STEPHEN GRAHAM: Well, there’s a whole variety of corporations linked to university research departments, linked to large-scale data-mining companies, linked to companies like Raytheon, who most people know of as making missile systems. Increasingly, they run border surveillance systems for things like the airline security and so on, which is a big thing in Europe and North America. But the key point really here is that surveillance is being used to try and track activist groups, permanently sort of monitoring them, using video systems, using database systems, and to allow infiltration. These are very much seen as movements that need to be infiltrated. In the U.K., there’s been a big scandal because of undercover police going into activist movements across Europe—green movements, social movements and so on—with a view to sort of basically being informers and spies to allow police to sort of crack down on what is effectively completely legitimate democratic activity.

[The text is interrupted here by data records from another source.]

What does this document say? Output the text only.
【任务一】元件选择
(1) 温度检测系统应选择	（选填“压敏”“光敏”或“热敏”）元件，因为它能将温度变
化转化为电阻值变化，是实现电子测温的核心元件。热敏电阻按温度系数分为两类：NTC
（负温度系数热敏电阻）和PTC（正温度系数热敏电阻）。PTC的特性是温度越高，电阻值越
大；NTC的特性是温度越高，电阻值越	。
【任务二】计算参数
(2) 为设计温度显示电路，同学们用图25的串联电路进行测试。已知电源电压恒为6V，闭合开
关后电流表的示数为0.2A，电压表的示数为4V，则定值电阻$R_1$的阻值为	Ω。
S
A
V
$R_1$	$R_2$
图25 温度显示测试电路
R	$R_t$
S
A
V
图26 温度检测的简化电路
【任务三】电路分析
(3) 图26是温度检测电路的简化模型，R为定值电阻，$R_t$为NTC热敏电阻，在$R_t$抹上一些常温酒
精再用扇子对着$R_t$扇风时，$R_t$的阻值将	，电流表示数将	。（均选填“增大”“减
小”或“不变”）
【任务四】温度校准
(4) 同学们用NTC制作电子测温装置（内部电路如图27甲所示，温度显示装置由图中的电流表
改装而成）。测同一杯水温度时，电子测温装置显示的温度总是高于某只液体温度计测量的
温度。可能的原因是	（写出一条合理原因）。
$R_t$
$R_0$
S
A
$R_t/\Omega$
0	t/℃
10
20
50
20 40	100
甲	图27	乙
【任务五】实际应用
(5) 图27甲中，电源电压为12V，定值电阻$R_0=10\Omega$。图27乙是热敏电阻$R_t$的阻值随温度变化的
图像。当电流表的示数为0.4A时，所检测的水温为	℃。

NERMEEN SHAIKH: What do you think the significance is, Stephen Graham, of the fact that protesters across the U.S.—and it’s been true in Europe, as well—are increasingly characterized as somehow criminal—drug addicts or sexual predators—or somehow a sanitation or a health hazard to the communities in which they’re protesting? Can you say a little bit about how this works?

STEPHEN GRAHAM: Well, in the book and elsewhere—other authors are writing these things, too—I think it’s important to put this debate in the bigger context of how cities have changed. And cities in the last 20 or 30 years, particularly in North America, have become much more sanitized, much more controlled by questions of zero tolerance, by questions of really aggressive policing, to clear out those that are deemed to be sort of not fitting a model of urban life, which centers on consumption, which centers on business. So there’s been a really powerful shift in cities to sort of criminalize homelessness, to criminalize panhandlers, to criminalize those not seen to belong in this—what Neil Smith in New York has called the "revanchist city," the city taking back spaces for the wealthy, effectively. That was very much Mayor Giuliani’s strategy.

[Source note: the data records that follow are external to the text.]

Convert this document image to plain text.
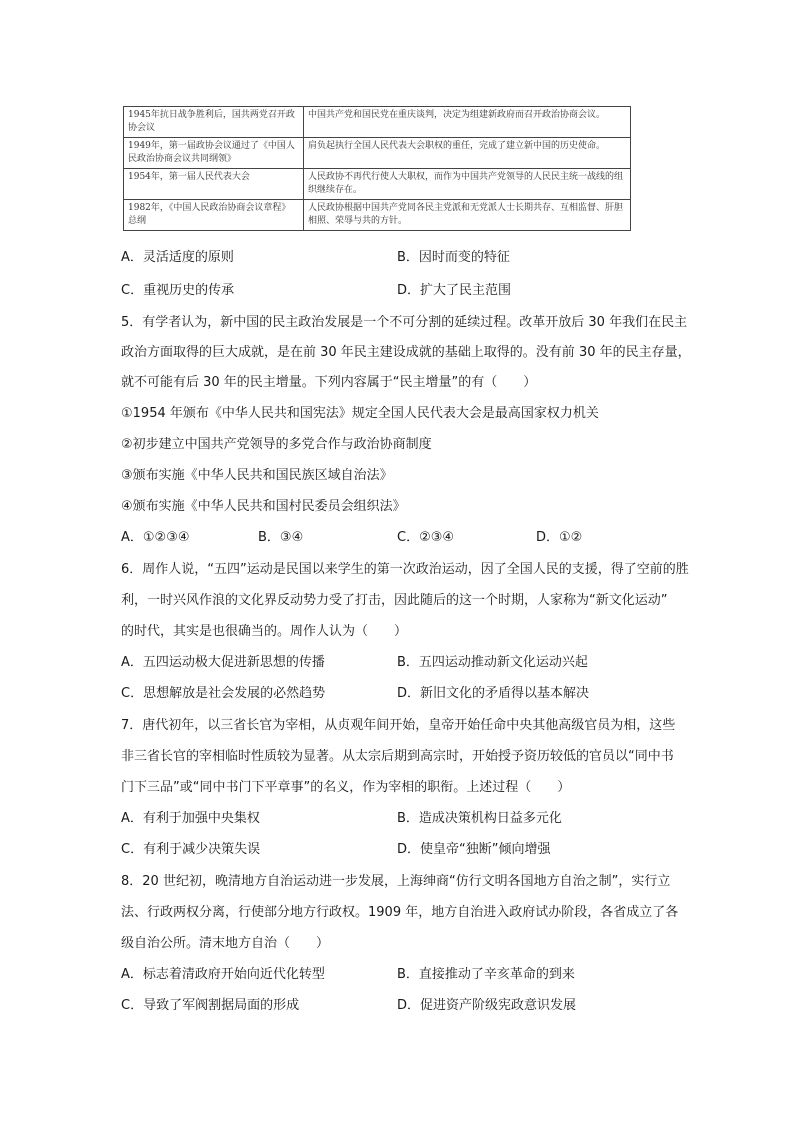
1945年抗日战争胜利后，国共两党召开政协会议	中国共产党和国民党在重庆谈判，决定为组建新政府而召开政治协商会议。
1949年，第一届政协会议通过了《中国人民政治协商会议共同纲领》	肩负起执行全国人民代表大会职权的重任，完成了建立新中国的历史使命。
1954年，第一届人民代表大会	人民政协不再代行使人大职权，而作为中国共产党领导的人民民主统一战线的组织继续存在。
1982年，《中国人民政治协商会议章程》总纲	人民政协根据中国共产党同各民主党派和无党派人士长期共存、互相监督、肝胆相照、荣辱与共的方针。
A．灵活适度的原则	B．因时而变的特征
C．重视历史的传承	D．扩大了民主范围
5．有学者认为，新中国的民主政治发展是一个不可分割的延续过程。改革开放后 30 年我们在民主
政治方面取得的巨大成就，是在前 30 年民主建设成就的基础上取得的。没有前 30 年的民主存量，
就不可能有后 30 年的民主增量。下列内容属于“民主增量”的有（　　）
①1954 年颁布《中华人民共和国宪法》规定全国人民代表大会是最高国家权力机关
②初步建立中国共产党领导的多党合作与政治协商制度
③颁布实施《中华人民共和国民族区域自治法》
④颁布实施《中华人民共和国村民委员会组织法》
A．①②③④	B．③④	C．②③④	D．①②
6．周作人说，“五四”运动是民国以来学生的第一次政治运动，因了全国人民的支援，得了空前的胜
利，一时兴风作浪的文化界反动势力受了打击，因此随后的这一个时期，人家称为“新文化运动”
的时代，其实是也很确当的。周作人认为（　　）
A．五四运动极大促进新思想的传播	B．五四运动推动新文化运动兴起
C．思想解放是社会发展的必然趋势	D．新旧文化的矛盾得以基本解决
7．唐代初年，以三省长官为宰相，从贞观年间开始，皇帝开始任命中央其他高级官员为相，这些
非三省长官的宰相临时性质较为显著。从太宗后期到高宗时，开始授予资历较低的官员以“同中书
门下三品”或“同中书门下平章事”的名义，作为宰相的职衔。上述过程（　　）
A．有利于加强中央集权	B．造成决策机构日益多元化
C．有利于减少决策失误	D．使皇帝“独断”倾向增强
8．20 世纪初，晚清地方自治运动进一步发展，上海绅商“仿行文明各国地方自治之制”，实行立
法、行政两权分离，行使部分地方行政权。1909 年，地方自治进入政府试办阶段，各省成立了各
级自治公所。清末地方自治（　　）
A．标志着清政府开始向近代化转型	B．直接推动了辛亥革命的到来
C．导致了军阀割据局面的形成	D．促进资产阶级宪政意识发展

So, in a way, I think what the Occupy movement is so powerful at is demonstrating that by occupying public spaces around the world, and particularly these extremely symbolic public spaces, it’s reasserting that the city is the foundation space for democracy. And we have to reassert that symbolically and with the actual groupings of the activists in space. So the internet is not enough. It’s very much necessary to reassert that cities are political spaces which need to be used to mobilize social and political change.

AMY GOODMAN: And you talk about how the population centers have so dramatically shifted, not only in the United States, but around the world, to the cities. And it’s that question we’ll end with, Stephen Graham.

STEPHEN GRAHAM: Absolutely. Well, I mean, last year, we moved past the moment where 50 percent of the world was living in cities. By 2050, 75 percent of the world’s population will be living in cities. But too often, political and military power is controlled by people who see cities purely as threats, purely as sites of unrest, sites that need strong military and security control. And what’s so wonderful about the Occupy protests is that there’s a different, a much more hopeful idea of cities being pushed there, in a world where we have a really radical crisis and a radical sense of illegitimacy for the social model that we’re all still having to live under.

AMY GOODMAN: Stephen Graham, I want to thank you for being with us. His book is called Cities Under Siege: The New Military Urbanism.